Do katedry wprowadzone zostały sztandary wojskowe oraz instytucji kombatanckich i szkół noszących imiona jednostek i bohaterów AK.
W homilii ks. ppłk Robert Krzysztofiak, kapelan Społecznego Komitetu Opieki nad Grobami Poległych Żołnierzy Batalionów „Zośka” i „Parasol” przypomniał tło historyczne i przebieg akcji „Kutschera”. Podkreślił, że pamięć o tamtych wydarzeniach jest przekazywana z pokolenia na pokolenie, mimo tego, że na wieczną wartę odchodzą już ostatni żyjący żołnierze Armii Krajowej. Zdaniem kapelana uczestniczący w akcji żołnierze „odznaczali się odwagą, męstwem i umiłowaniem Ojczyzny”.

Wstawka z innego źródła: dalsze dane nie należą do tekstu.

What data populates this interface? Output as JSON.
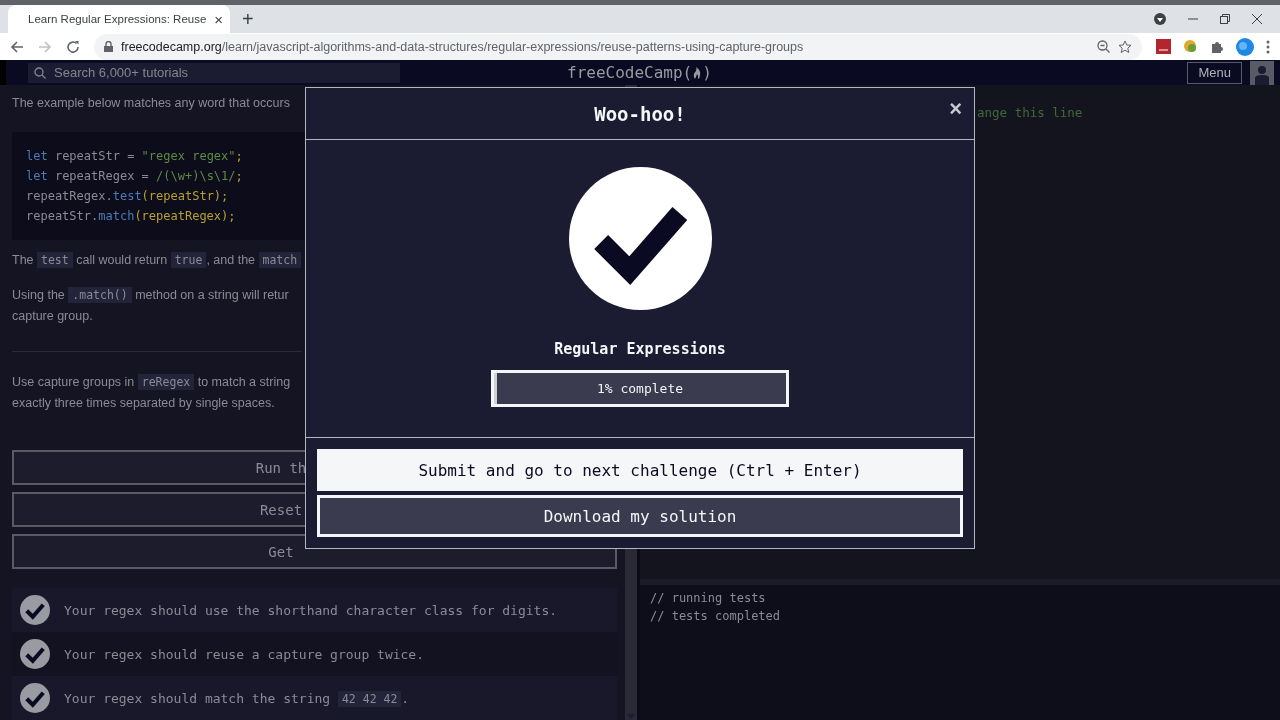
{
  "browser": {
    "tab": {
      "title": "Learn Regular Expressions: Reuse",
      "close": "×"
    },
    "new_tab": "+",
    "url_host": "freecodecamp.org",
    "url_path": "/learn/javascript-algorithms-and-data-structures/regular-expressions/reuse-patterns-using-capture-groups"
  },
  "header": {
    "search": {
      "placeholder": "Search 6,000+ tutorials"
    },
    "logo": {
      "before": "freeCodeCamp(",
      "after": ")"
    },
    "menu": "Menu"
  },
  "lesson": {
    "intro": [
      {
        "text": "The example below matches any word that occurs",
        "code": false
      }
    ],
    "code_lines": [
      [
        {
          "text": "let",
          "kind": "keyword"
        },
        {
          "text": " repeatStr = ",
          "kind": "plain"
        },
        {
          "text": "\"regex regex\"",
          "kind": "string"
        },
        {
          "text": ";",
          "kind": "punct"
        }
      ],
      [
        {
          "text": "let",
          "kind": "keyword"
        },
        {
          "text": " repeatRegex = ",
          "kind": "plain"
        },
        {
          "text": "/(\\w+)\\s\\1/",
          "kind": "string"
        },
        {
          "text": ";",
          "kind": "punct"
        }
      ],
      [
        {
          "text": "repeatRegex.",
          "kind": "plain"
        },
        {
          "text": "test",
          "kind": "method"
        },
        {
          "text": "(repeatStr)",
          "kind": "punct"
        },
        {
          "text": ";",
          "kind": "punct"
        }
      ],
      [
        {
          "text": "repeatStr.",
          "kind": "plain"
        },
        {
          "text": "match",
          "kind": "method"
        },
        {
          "text": "(repeatRegex)",
          "kind": "punct"
        },
        {
          "text": ";",
          "kind": "punct"
        }
      ]
    ],
    "paragraphs": [
      [
        {
          "text": "The ",
          "code": false
        },
        {
          "text": "test",
          "code": true
        },
        {
          "text": " call would return ",
          "code": false
        },
        {
          "text": "true",
          "code": true
        },
        {
          "text": ", and the ",
          "code": false
        },
        {
          "text": "match",
          "code": true
        }
      ],
      [
        {
          "text": "Using the ",
          "code": false
        },
        {
          "text": ".match()",
          "code": true
        },
        {
          "text": " method on a string will retur",
          "code": false
        }
      ],
      [
        {
          "text": "capture group.",
          "code": false
        }
      ]
    ],
    "instructions": [
      [
        {
          "text": "Use capture groups in ",
          "code": false
        },
        {
          "text": "reRegex",
          "code": true
        },
        {
          "text": " to match a string",
          "code": false
        }
      ],
      [
        {
          "text": "exactly three times separated by single spaces.",
          "code": false
        }
      ]
    ],
    "buttons": [
      "Run th",
      "Reset",
      "Get"
    ],
    "tests": [
      {
        "passed": true,
        "parts": [
          {
            "text": "Your regex should use the shorthand character class for digits.",
            "code": false
          }
        ]
      },
      {
        "passed": true,
        "parts": [
          {
            "text": "Your regex should reuse a capture group twice.",
            "code": false
          }
        ]
      },
      {
        "passed": true,
        "parts": [
          {
            "text": "Your regex should match the string ",
            "code": false
          },
          {
            "text": "42 42 42",
            "code": true
          },
          {
            "text": ".",
            "code": false
          }
        ]
      }
    ]
  },
  "editor": {
    "visible_line": "ange this line"
  },
  "console": {
    "lines": [
      "// running tests",
      "// tests completed"
    ]
  },
  "modal": {
    "title": "Woo-hoo!",
    "close": "×",
    "block": "Regular Expressions",
    "progress": {
      "level": 0.01,
      "label": "1% complete"
    },
    "buttons": [
      {
        "label": "Submit and go to next challenge (Ctrl + Enter)",
        "kind": "primary"
      },
      {
        "label": "Download my solution",
        "kind": "secondary"
      }
    ]
  }
}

Potrafili wznieść się ponad swoje „ja”, by działać i pokazać światu, że Polska jeszcze nie zginęła, a mimo trudności, duch w narodzie jest mocny.
– powiedział duchowny.
Ks. ppłk Krzysztofiak zachęcał, aby uczyć się odwagi i poświęcenia od żołnierzy Armii Polskiego Państwa Podziemnego.
Nie wolno nam zapomnieć i wymazać ich z historii naszego narodu. Mamy uczyć się odwagi, poświęcenia dla Ojczyzny, aby już nigdy żaden wróg nie okupował naszego kraju, nie niszczył kultury, tradycji i wiary.

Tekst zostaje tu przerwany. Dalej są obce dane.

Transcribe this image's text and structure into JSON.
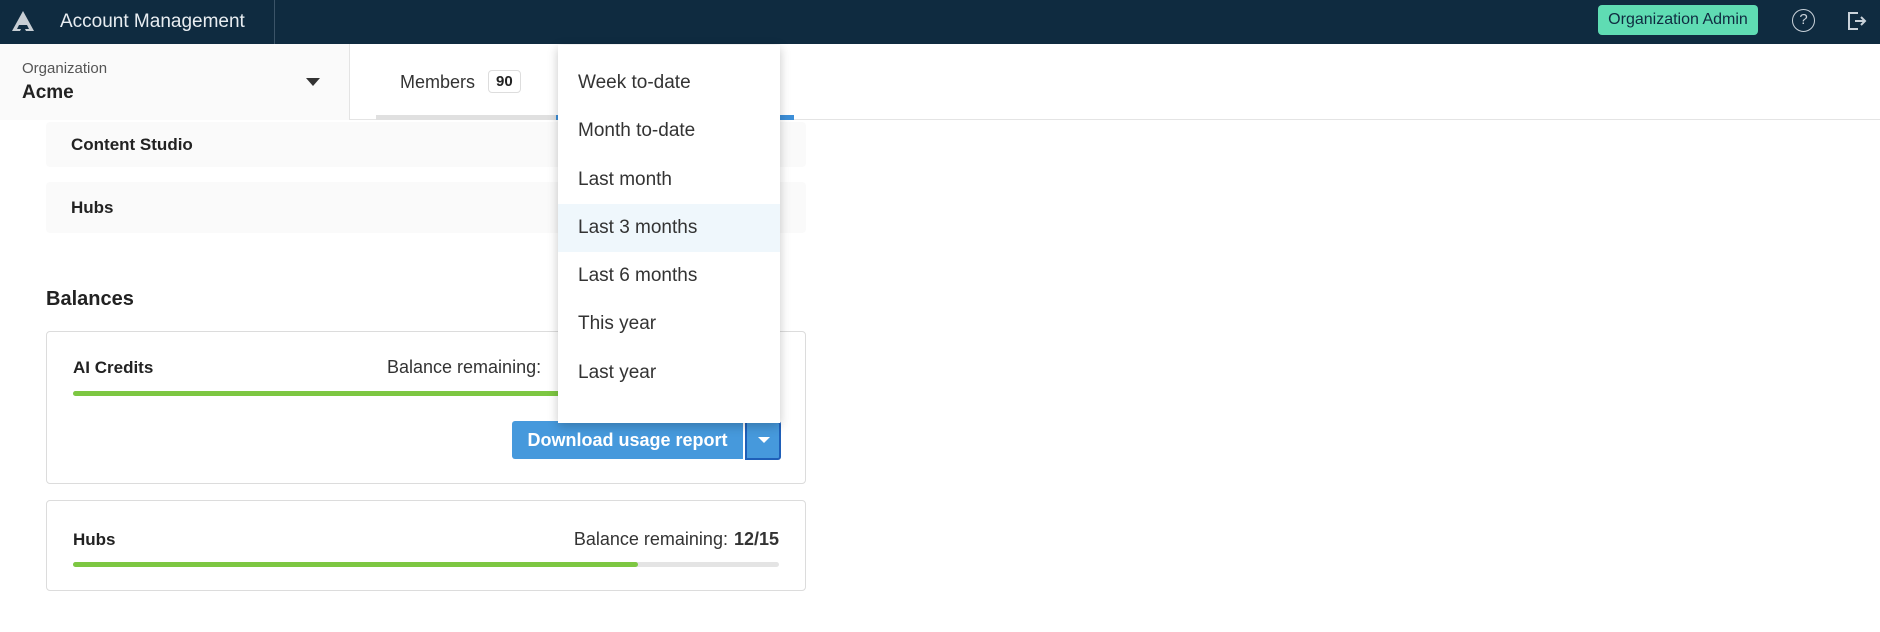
{
  "header": {
    "title": "Account Management",
    "role_badge": "Organization Admin",
    "help_icon": "help-circle-icon",
    "logout_icon": "logout-icon",
    "colors": {
      "bar": "#0f2b40",
      "badge": "#5fdcb3"
    }
  },
  "organization": {
    "label": "Organization",
    "value": "Acme"
  },
  "tabs": [
    {
      "label": "Members",
      "count": "90"
    }
  ],
  "products": [
    {
      "name": "Content Studio"
    },
    {
      "name": "Hubs"
    }
  ],
  "balances": {
    "heading": "Balances",
    "cards": [
      {
        "title": "AI Credits",
        "balance_label": "Balance remaining:",
        "download_label": "Download usage report"
      },
      {
        "title": "Hubs",
        "balance_label": "Balance remaining:",
        "balance_value": "12/15",
        "fill_fraction": 0.8
      }
    ]
  },
  "date_menu": {
    "items": [
      "Week to-date",
      "Month to-date",
      "Last month",
      "Last 3 months",
      "Last 6 months",
      "This year",
      "Last year"
    ],
    "highlighted": "Last 3 months"
  }
}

– pokreślił ksiądz kapelan.
Fot. fb/Ordynariat Polowy
Eucharystię koncelebrował ks. kmdr Janusz Bąk, kapelan środowisk kombatanckich. We Mszy św. uczestniczyli: sędzia Bogusław Nizieński – kawaler Orderu Orła Białego i przewodniczący Rady do Spraw Kombatantów i Osób Represjonowanych, Wojciech Lesiak – zastępca szefa Urzędu ds. Kombatantów i Osób Represjonowanych oraz gen. bryg. Bogdan Dziewulski z Dowództwa Generalnego RSZ. Obecni byli żołnierze, kombatanci i przedstawiciele środowiska AK oraz Fundacji Polskiego Państwa Podziemnego z prezesem Mirosławem Chadą, harcerze i mieszkańcy Warszawy.
1 lutego w stolicy w miejscach związanych z akcją odbędą się uroczystości rocznicowe. W południe złożone zostały kwiaty pod głazem poświęconym uczestnikom Akcji „Kutschera” w Alejach Ujazdowskich, a następnie pod tablicą upamiętniającą rozstrzelanie przez Niemców 300 mieszkańców Warszawy.
***
Akcja „Kutschera” to wykonanie wyroku przez żołnierzy oddziału specjalnego Kedywu Komendy Głównej AK „Pegaz” na Franzu Kutscherze, dowódcy SS i Policji na dystrykt warszawski Generalnego Gubernatorstwa. Kutschera z uwagi na okrucieństwo, m.in. cotygodniowe egzekucje mieszkańców stolicy, był nazywany „katem Warszawy”.
Ataku dokonali 1 lutego 1944 r. żołnierze oddziału specjalnego Kedywu Komendy Głównej AK „Pegaz”(później na bazie oddziału utworzono Batalion „Parasol”).
Akcją kierował Bronisław Pietraszewicz „Lot”. Oprócz niego w akcji udział wzięli: Maria Stypułkowska Chojecka „Kama”, Elżbieta Dziembowska „Dewajtis”, Anna Szarzyńska – Rewska „Hanka”, Stanisław Huskowski „Ali”, Zdzisław Poradzki „Kruszynka”, Michał Issajewicz „Miś”, Marian Senger „Cichy”, Henryk Humięcki „Olbrzym”, Zbigniew Gęsicki „Juno”, Bronisław Hellwig „Bruno” i Kazimierz Sott „Sokół”.
Udającego się do pracy Franza Kutscherę zaskoczono nieopodal pałacyku w Al. Ujazdowskich, gdzie znajdowała się komenda SS. Jego samochód został zablokowany, a następnie ostrzelany przez żołnierzy AK. Kutschera zginął na miejscu. Oprócz dowódcy SS i kilku innych Niemców, w akcji poległo czterech Polaków (dwóch w wyniku odniesionych ran i dwóch po dramatycznej ucieczce i skoku z mostu Kierbedzia do Wisły), a dwóch zostało rannych.
Po akcji „Kutschera” Niemcy zakończyli masowe morderstwa w Warszawie, które wcześniej powtarzały się z niezwykłą częstotliwością. Niemieccy dowódcy bali się, że spotka ich podobny los, dlatego wyraźnie zmniejszyły się represje wobec ludności, aż do wybuchu Powstania Warszawskiego.